Obviously in ‘Plato’s Camera’ he outlines connectionist models showing how they can handle learning complex facts. One of the jewels in his explication is how connectionist models can learn to recognise faces through Cottrell’s mature face network. Churchland notes that the upshot of these connectionist models is that there is an irreducibly holistic factor in learning. So he argues that his multidimensional models show empirically that Fodor and Pylyshyn are wrong in thinking that conceptual atomism is true in any interesting sense. For Churchland the empirical facts indicate that beyond trivial thermostat type stuff conceptual atomism is impossible. In other words, he argues, that thermostat, voltmeter type stuff is not really an example of having a concept; and when we move to actual concepts we are stuck with the holism of connectionist models. He offers a slogan “no representation without at least some comprehension” (ibid p. 97)

Churchland’s second problem with Indicator Semantics is as follows:

All of this serves to highlight what Indicator Semantics is inclined to suppress and is ill equipped to explain, namely, that one and the same objective domain can be, and typically will be differently conceived or understood by distinct individuals and cultures at the level of our spontaneous perceptual comprehension” (ibid p. 102)

This is the problem we began with; ostensive definitions require a lot of stage setting. Churchland thinks connectionist models provide this stage setting. Clark (2016) thinks Bayesian learning can provide the stage setting. Tyler Burge on the other hand opts for innate domain specific constraints, to solve the stage setting problem. The debate between these thinkers to some degree centres on whether their learning theory is sufficient to explain objective reference and conceptual capacities. Because Clark and Churchland do not attempt to deal with developmental facts of when children begin to perceive objects, how they perceive these objects and how their conceptual understanding of the world develops their models remain untested. In this sense Burge’s learning theory has a serious advantage over its rivals in that it at least tries to account for the salient facts. That said it is at least possible that when they use their different approaches on actual developmental data Churchland and Clark’s models may accurately describe the process of objective reference and development of conceptual capacities. If this were to happen then their approaches would have an advantage over Burge’s because their approaches are more easily integrated with neuroscience while Burge’s approach involves an irreducible psychological aspect.
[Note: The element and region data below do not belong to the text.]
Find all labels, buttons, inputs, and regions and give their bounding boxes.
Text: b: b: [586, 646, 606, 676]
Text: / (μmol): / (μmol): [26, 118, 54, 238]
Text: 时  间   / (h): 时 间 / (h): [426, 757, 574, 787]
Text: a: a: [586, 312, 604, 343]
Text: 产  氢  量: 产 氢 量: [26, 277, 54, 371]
This state of affairs would appear to leave F and P in an extremely untenable position. Their use of FINST is well supported experimentally, though the indexes don’t seem to be as encapsulated and automatic as F and P seem to want us to believe. Furthermore there seems to be no way we can interpret the FINST as picking out one object over many alternative models. F and P however argue that direct reference is not the only process at work that compositional constraints on the way concepts can come together will rule out the many alternative interpretations of concepts (ibid p. 128-131). Unfortunately, they don’t manage to provide any evidence to support this conjecture. Ultimately they are left with a kind of hopeful monster. They think that direct reference is necessary in order to have a naturalistic theory of mind, and they argue that FINST provides this direct reference. However the empirical data indicates that while the FINST does have a certain amount of autonomy it is certainly not entirely isolated from all comprehension.



Burge, T. 2010. Origins of Objectivity. Oxford: Oxford University Press.

Carey, S. 2009. The Origin of Concepts. Oxford: Oxford University Press.

Churchland, P. M. 2012. Plato’s Camera: How the Physical Brain Captures a Landscape of Abstract Universals. Cambridge MA: The MIT Press.

Clark, A. 2016. Surfing Uncertainty: Prediction, Action and the Embodied Mind. Oxford: Oxford University Press.

Fodor, J and Pylyshyn, Z. 2015. Minds without Meanings: An Essay on the Content of Concepts. Cambridge MA: The MIT Press.

[1] Henceforth F and P.

[2] Pylyshn notes that shape can have some effect when the shape is something familiar like a square.